Um fato a considerar é que as mesmas estão em funcionamento e nessa condição forjam –se as relações, fortalecem ou enfraquecem os valores, que dão significância a vida em seu universo de existência. E assim, tem-se a inegável condição para expressão da singularidade decorrente da coletividade que lhe constitui. E esta singularidade jamais poderá se perder no âmbito da pluralidade das escolas públicas. Neste aspecto, acredito que temos cometido muitos pecados, reforçando uma pseudo “igualdade”, por conta dos elementos desafiadores, talvez os mesmos ou parecidos como se diz comumente. Assim, identidade é expressão da singularidade, que cada uma deve reservar para si. Pensando na “máxima da diferença” precisa-se refletir acerca do que é preciso superar ou reforçar, em termos dos elementos determinantes dessa diferença.

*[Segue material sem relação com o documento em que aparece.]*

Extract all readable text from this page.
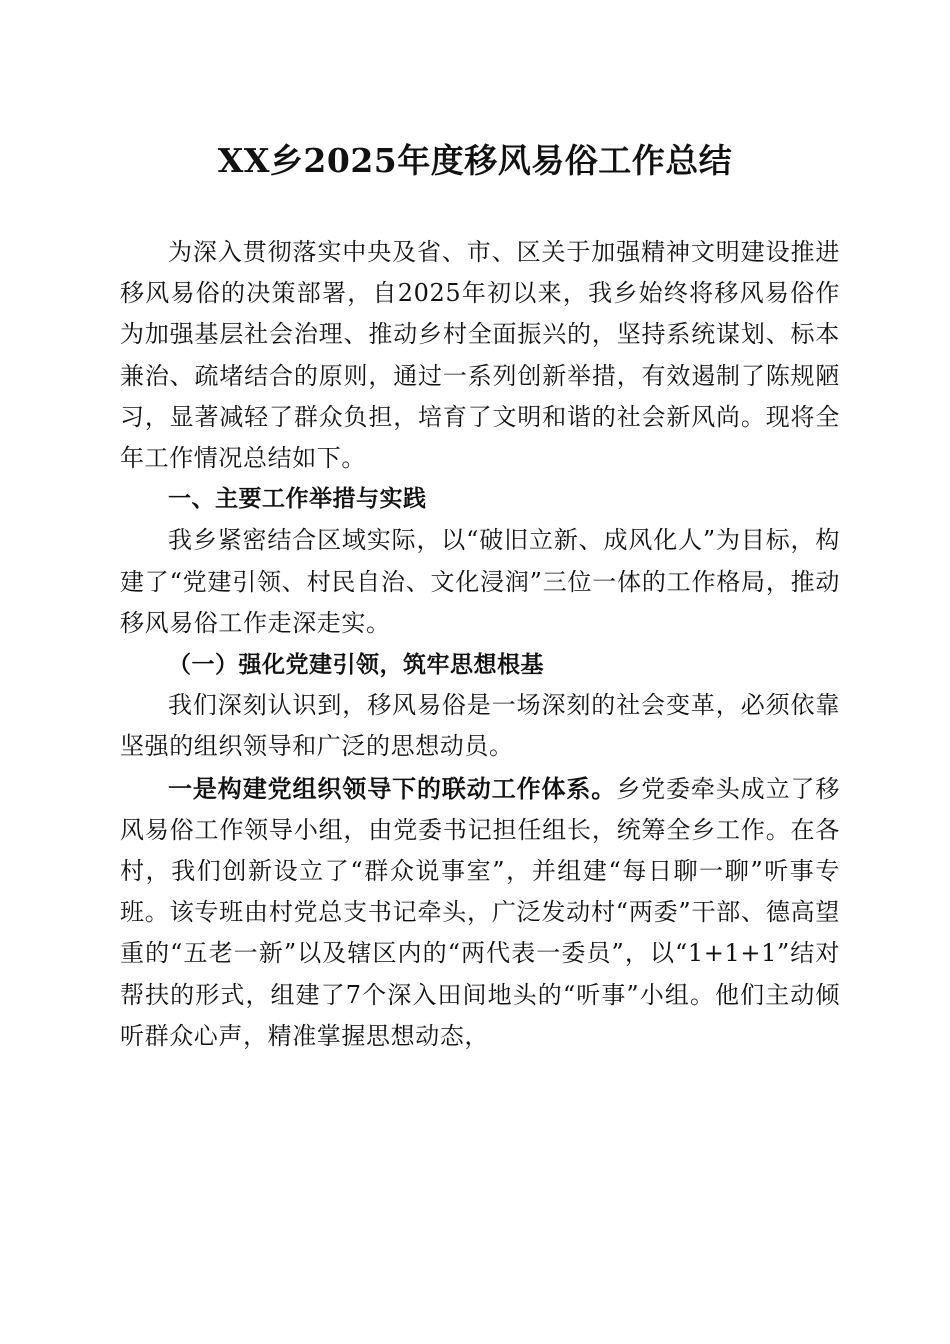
XX乡2025年度移风易俗工作总结

为深入贯彻落实中央及省、市、区关于加强精神文明建设推进移风易俗的决策部署，自2025年初以来，我乡始终将移风易俗作为加强基层社会治理、推动乡村全面振兴的，坚持系统谋划、标本兼治、疏堵结合的原则，通过一系列创新举措，有效遏制了陈规陋习，显著减轻了群众负担，培育了文明和谐的社会新风尚。现将全年工作情况总结如下。

一、主要工作举措与实践

我乡紧密结合区域实际，以“破旧立新、成风化人”为目标，构建了“党建引领、村民自治、文化浸润”三位一体的工作格局，推动移风易俗工作走深走实。

（一）强化党建引领，筑牢思想根基

我们深刻认识到，移风易俗是一场深刻的社会变革，必须依靠坚强的组织领导和广泛的思想动员。

一是构建党组织领导下的联动工作体系。乡党委牵头成立了移风易俗工作领导小组，由党委书记担任组长，统筹全乡工作。在各村，我们创新设立了“群众说事室”，并组建“每日聊一聊”听事专班。该专班由村党总支书记牵头，广泛发动村“两委”干部、德高望重的“五老一新”以及辖区内的“两代表一委员”，以“1+1+1”结对帮扶的形式，组建了7个深入田间地头的“听事”小组。他们主动倾听群众心声，精准掌握思想动态，
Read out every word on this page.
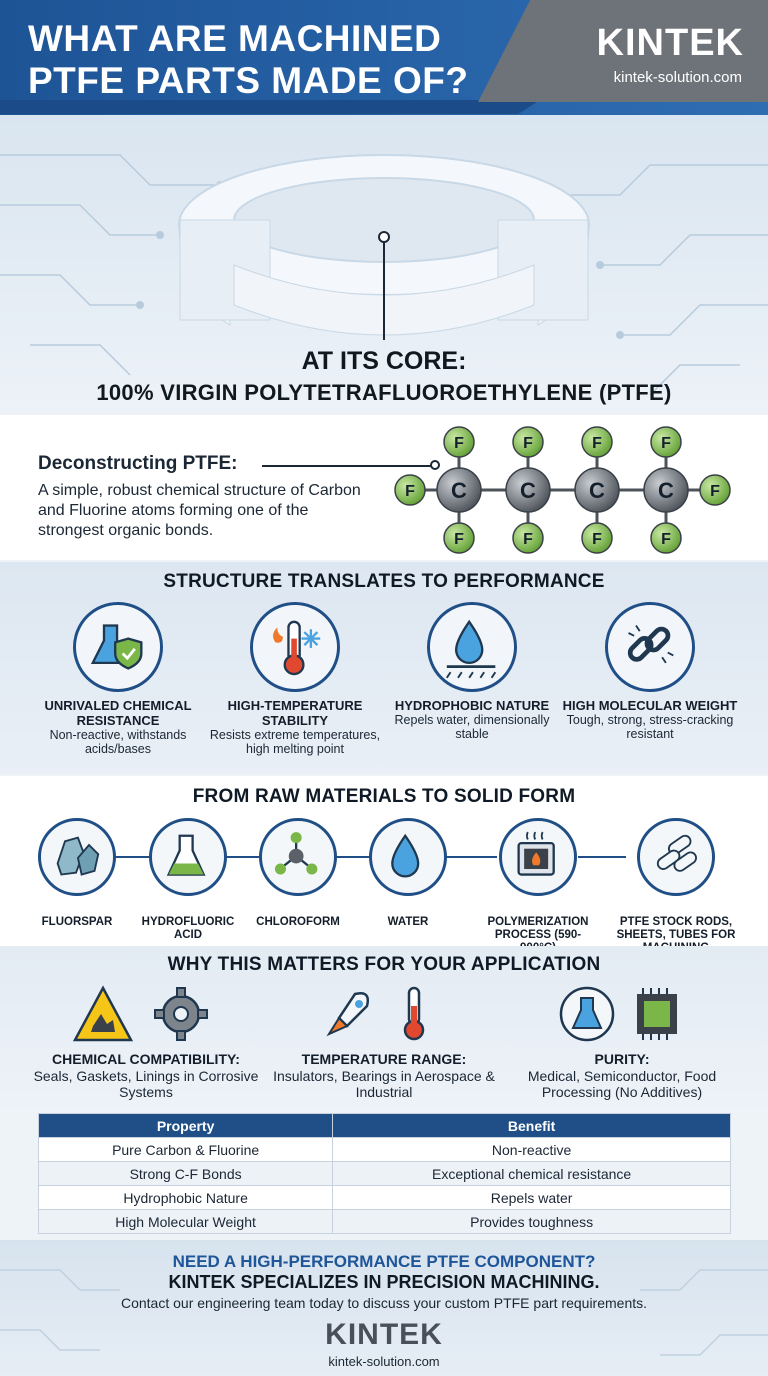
WHAT ARE MACHINED
PTFE PARTS MADE OF?
KINTEK
kintek-solution.com
AT ITS CORE:
100% VIRGIN POLYTETRAFLUOROETHYLENE (PTFE)
Deconstructing PTFE:
A simple, robust chemical structure of Carbon and Fluorine atoms forming one of the strongest organic bonds.
C C C C
F
F
F
F
F
F
F
F
F	F
STRUCTURE TRANSLATES TO PERFORMANCE
UNRIVALED CHEMICAL RESISTANCE
Non-reactive, withstands acids/bases
HIGH-TEMPERATURE STABILITY
Resists extreme temperatures, high melting point
HYDROPHOBIC NATURE
Repels water, dimensionally stable
HIGH MOLECULAR WEIGHT
Tough, strong, stress-cracking resistant
FROM RAW MATERIALS TO SOLID FORM
FLUORSPAR	HYDROFLUORIC ACID
CHLOROFORM	WATER	POLYMERIZATION PROCESS (590-
PTFE STOCK RODS, SHEETS, TUBES FOR
WHY THIS MATTERS FOR YOUR APPLICATION
CHEMICAL COMPATIBILITY:
Seals, Gaskets, Linings in Corrosive Systems
TEMPERATURE RANGE:
Insulators, Bearings in Aerospace & Industrial
PURITY:
Medical, Semiconductor, Food Processing (No Additives)
Property	Benefit
Pure Carbon & Fluorine	Non-reactive
Strong C-F Bonds	Exceptional chemical resistance
Hydrophobic Nature	Repels water
High Molecular Weight	Provides toughness
NEED A HIGH-PERFORMANCE PTFE COMPONENT?
KINTEK SPECIALIZES IN PRECISION MACHINING.
Contact our engineering team today to discuss your custom PTFE part requirements.
KINTEK
kintek-solution.com
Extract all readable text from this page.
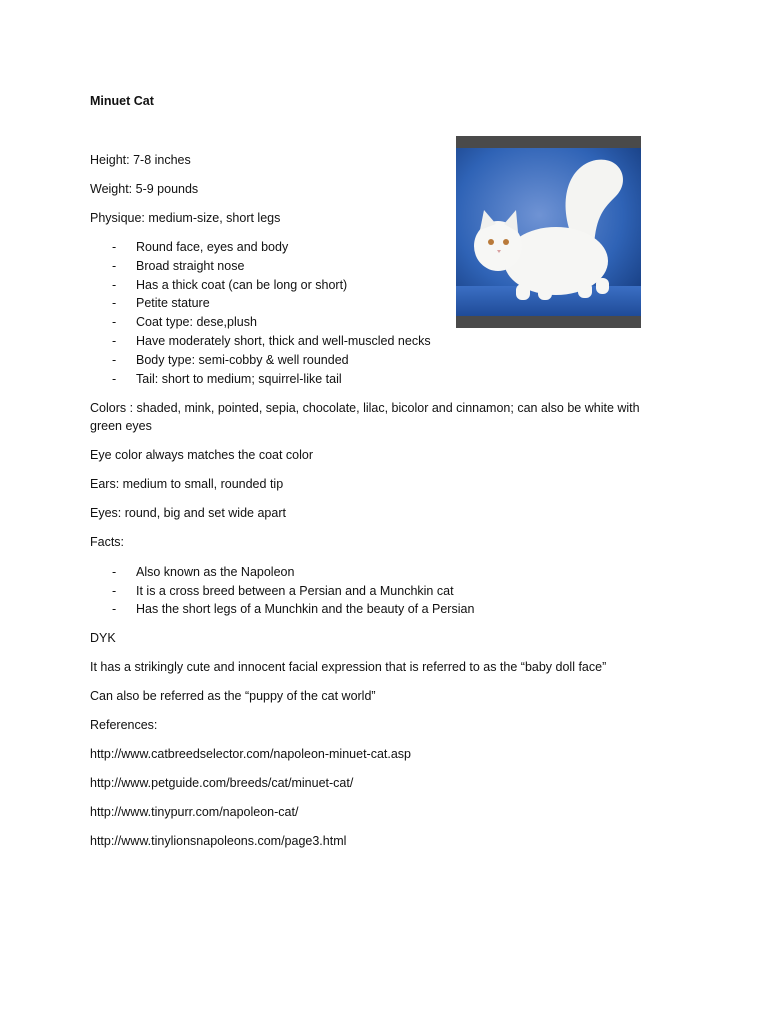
Minuet Cat
Height: 7-8 inches
Weight: 5-9 pounds
Physique: medium-size, short legs
- Round face, eyes and body
- Broad straight nose
- Has a thick coat (can be long or short)
- Petite stature
- Coat type: dese,plush
- Have moderately short, thick and well-muscled necks
- Body type: semi-cobby & well rounded
- Tail: short to medium; squirrel-like tail
Colors : shaded, mink, pointed, sepia, chocolate, lilac, bicolor and cinnamon; can also be white with green eyes
Eye color always matches the coat color
Ears: medium to small, rounded tip
Eyes: round, big and set wide apart
Facts:
- Also known as the Napoleon
- It is a cross breed between a Persian and a Munchkin cat
- Has the short legs of a Munchkin and the beauty of a Persian
DYK
It has a strikingly cute and innocent facial expression that is referred to as the “baby doll face”
Can also be referred as the “puppy of the cat world”
References:
http://www.catbreedselector.com/napoleon-minuet-cat.asp
http://www.petguide.com/breeds/cat/minuet-cat/
http://www.tinypurr.com/napoleon-cat/
http://www.tinylionsnapoleons.com/page3.html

Talvez por isso o governo no esforço de exercer o papel de controlador dos resultados dos processos que a escola desenvolve em seu interior e em sua articulação comunitária, e por força da própria política de educação vigente, tenha fechado o cerco em torno de nós educadores e escolas, através das avaliações, como a Prova Brasil e demais indicadores do IDEB, que ilustram o resultado da política implementada tanto a nível de cada sistema, das unidades da federação bem como de cada unidade de ensino, aliás o interesse fica claro que pesa sobre esta última, temática que merece amplo debate, para o qual deve-se incluir toda sociedade.
Há de se destacar que não devemos reforçar a idéia, que aparece como pano de fundo em tudo isso, a de que exista escola melhor ou pior, valorizar a singularidade não tem esta pretensão, mas reforçar a riqueza que merece ser cultivada que é a diversidade cultural que um projeto escolar pode atrair para si. A complexidade do trabalho pedagógico é tão ampla, que é possível encontrarmos diferentes níveis no esquadrinhamento de suas variáveis, assim pode-se revelar o que potencialmente provoca a riqueza de cada uma, sem perder de vista que o foco de todas é a aprendizagem do aluno, seu sucesso escolar. Os caminhos são vários. E cada uma deve estar atenta a cuidar das organizações dos espaços e tempos que garantam a aprendizagem realmente significativa, a que provoca mudanças nas estruturas de pensamento, nos modos de ser e interagir dos sujeitos desses processos.
Como possíveis caminhos a trilhar situaria a necessidade da compreensão das linguagens, a nossa de educadores e pais e a de nossos alunos crianças e jovens. O que fazer para que compreendam intensamente os intentos políticos pedagógicos, filosóficos que temos para eles? Seria possível associar a idéia de presente e futuro e seus ganhos com a educação, para a conquista do mais engajamento? Eis a questão que deve encaminhar nossa mobilização . Porque ao que parece somente ouvindo-os para encontrarmos possíveis s brechas para o adentramento ao seu universo de interesses e utopias. Seria possível sairmos da superfície e da efemeridade desses nossos (des)encontros com eles, para construirmos de fato parceiros de aprendizagem? A partir de uma relação um pouco mais horizontalizada, que quebraria quem sabe a frieza e ranços da relação verticalizada e hierarquizada, resguardados o limite dos papeís sociais que cabe a cada segmento, que não menospreza a autoridade constituída, seja as autoridades educacionais ou familiares.